Data from the NIST acoustic thermometer will form an improved basis for the nist-equations used with platinum resistance thermometry, which is the primary mechanism to disseminate accurate temperature standards.
To obtain measurements of thermodynamic temperature in the range between 273 K and 700 K with an uncertainty five times smaller than 1990 benchmark values.
Temperature defined on the International Temperature Scale of 1990 (ITS-90) approximates the thermodynamic temperature. Unfortunately, in the range 273 K to 730 K, the ITS-90 was constructed by necessity from the average of two sets of constant volume gas thermometry data that are inconsistent, for unknown reasons, by much more than their combined uncertainties.

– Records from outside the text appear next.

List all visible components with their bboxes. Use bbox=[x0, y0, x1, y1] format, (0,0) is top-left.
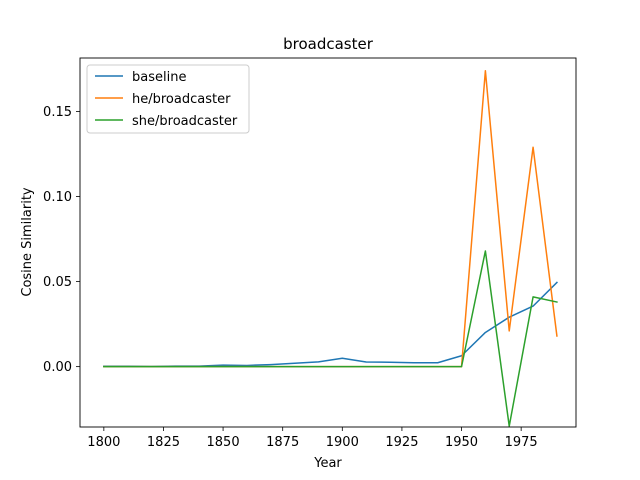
x-tick-label: 1875 bbox=[266, 435, 299, 450]
y-tick-label: 0.15 bbox=[43, 105, 72, 120]
y-tick-label: 0.00 bbox=[43, 360, 72, 375]
x-axis: 1800 1825 1850 1875 1900 1925 1950 1975 bbox=[87, 427, 538, 450]
x-tick-label: 1975 bbox=[505, 435, 538, 450]
x-tick-label: 1925 bbox=[385, 435, 418, 450]
x-tick-label: 1825 bbox=[147, 435, 180, 450]
y-axis: 0.00 0.05 0.10 0.15 bbox=[43, 105, 80, 375]
plot-lines bbox=[103, 70, 558, 427]
x-tick-label: 1850 bbox=[207, 435, 240, 450]
legend: baseline he/broadcaster she/broadcaster bbox=[86, 64, 250, 134]
legend-box bbox=[86, 64, 250, 134]
legend-label-baseline: baseline bbox=[132, 70, 186, 85]
y-axis-label: Cosine Similarity bbox=[20, 187, 35, 297]
x-axis-label: Year bbox=[313, 456, 342, 471]
x-tick-label: 1800 bbox=[87, 435, 120, 450]
plot-frame bbox=[79, 57, 577, 428]
series-line-she-broadcaster bbox=[103, 250, 558, 427]
legend-label-she-broadcaster: she/broadcaster bbox=[132, 114, 238, 129]
x-tick-label: 1900 bbox=[326, 435, 359, 450]
x-tick-label: 1950 bbox=[445, 435, 478, 450]
chart-title: broadcaster bbox=[283, 35, 374, 53]
y-tick-label: 0.10 bbox=[43, 190, 72, 205]
legend-label-he-broadcaster: he/broadcaster bbox=[132, 92, 231, 107]
y-tick-label: 0.05 bbox=[43, 275, 72, 290]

The NIST acoustic thermometer is based on the simple relation between the speed of sound of a monatomic gas and the thermodynamic temperature. By measuring ratios of the acoustic resonance frequencies within a nearly spherical cavity at an unknown temperature and at a temperature close to the triple point of water (defined as 273.16 K), we obtain the ratio of the argon speed of sound at these two temperatures. With simultaneous measurements of microwave resonance frequencies in the same cavity, we can account for the thermal expansion of the stainless-steel shell enclosing the argon.
Our thermometer has several novel features
We have achieved our goal of reducing the uncertainty of thermodynamic temperature by a factor of five in the range 273 K to 552 K. Our data is in excellent agreement with recent radiometric measurements (at 700 K and above), other acoustic measurements (at 390 K and below), and one of the past gas thermometry results.
In 2008, we successfully developed techniques to perform precision acoustic measurements with a microphone at room temperature. The technique has pushed the upper limit of our data to 650 K.